Now I noticed a difference. When Pipes sends JSON to a webservice it does not encode it in any way - you just get raw utf8 characters. When PHP encodes JSON it nicely encodes all non-ascii characters with escapes (e.g. “/” get written as “\/” so that it can be parsed safely). However Pipes makes no attempt to read or convert these escapes so they just become part of the text; causing instant mojibake.

So time to look for a more suitable JSON encoder. FIrst, I saw that json_encode takes a parameter to control the output encoding - but not in my version of PHP - and the controls were limited to a few character. So I used this really useful page comparing the output of various PHP encoders. Zend seemed to do the job for me.

I installed Zend and made sure it did not call the internal encoder and called it like this:

<?php
require_once ('Zend/Json.php');
$json = json_decode($_POST['data']);
for($i=0;$i<sizeof($json->items);$i++) {
    //do the text manipulation here
}
header('Content-Type: application/json');
Zend_Json::$useBuiltinEncoderDecoder = true;
print Zend_Json::encode($json);
?>

Now the URL’s wre OK but Unicode was still messed up. Someone had ‘fixed’ Zend to insert escapes. No problem, it’s all PHP, so, I edited Zend/Json/Encoder.php and commented out the line that encodes Unicode and presto - I have a working web service.

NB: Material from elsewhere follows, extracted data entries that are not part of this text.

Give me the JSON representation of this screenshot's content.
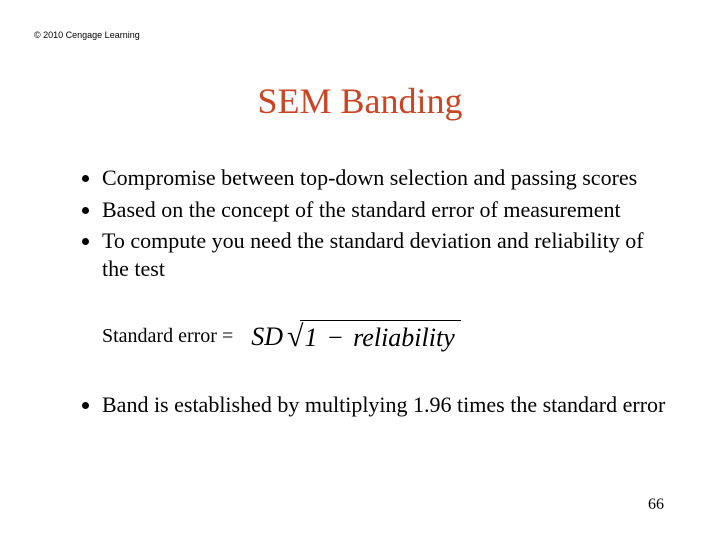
{
  "copyright": "© 2010 Cengage Learning",
  "title": "SEM Banding",
  "bullets_top": [
    "Compromise between top-down selection and passing scores",
    "Based on the concept of the standard error of measurement",
    "To compute you need the standard deviation and reliability of the test"
  ],
  "formula": {
    "label": "Standard error =",
    "sd": "SD",
    "radicand_left": "1",
    "radicand_op": "−",
    "radicand_right": "reliability"
  },
  "bullets_bottom": [
    "Band is established by multiplying 1.96 times the standard error"
  ],
  "page_number": "66"
}
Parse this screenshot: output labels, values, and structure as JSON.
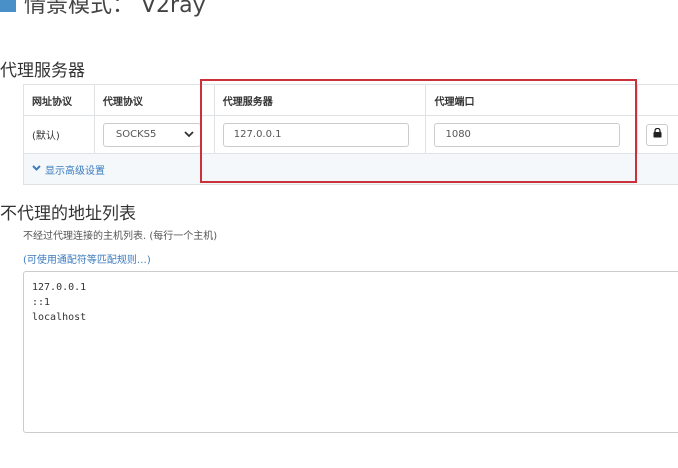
{
  "profile": {
    "title": "情景模式： V2ray"
  },
  "proxy_section": {
    "heading": "代理服务器",
    "columns": {
      "scheme": "网址协议",
      "protocol": "代理协议",
      "server": "代理服务器",
      "port": "代理端口"
    },
    "row": {
      "scheme": "(默认)",
      "protocol": "SOCKS5",
      "server": "127.0.0.1",
      "port": "1080"
    },
    "advanced_label": "显示高级设置",
    "icons": {
      "protocol_dropdown": "chevron-down-icon",
      "auth": "lock-icon",
      "advanced": "caret-down-icon"
    }
  },
  "bypass_section": {
    "heading": "不代理的地址列表",
    "description": "不经过代理连接的主机列表. (每行一个主机)",
    "wildcard_link": "(可使用通配符等匹配规则…)",
    "entries": [
      "127.0.0.1",
      "::1",
      "localhost"
    ]
  },
  "colors": {
    "accent": "#3b7bbf",
    "highlight": "#c9323a",
    "title_icon": "#4a90c8"
  }
}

What really annoys me is that it is 2009 and you still have to jump through hoops to get anything with text just slightly more complex than plain ASCII to work. So whose fault is it? Well Yahoo! has to take a big share of the blame. They are one of the most active supporters of JSON and do not parse it properly inside of their own services.

But really it is the laxness of the JSON standard (and most other standards) when it comes to text. There should be only one way to pass a string and that is either plain Unicode or encoded ASCII. Not both.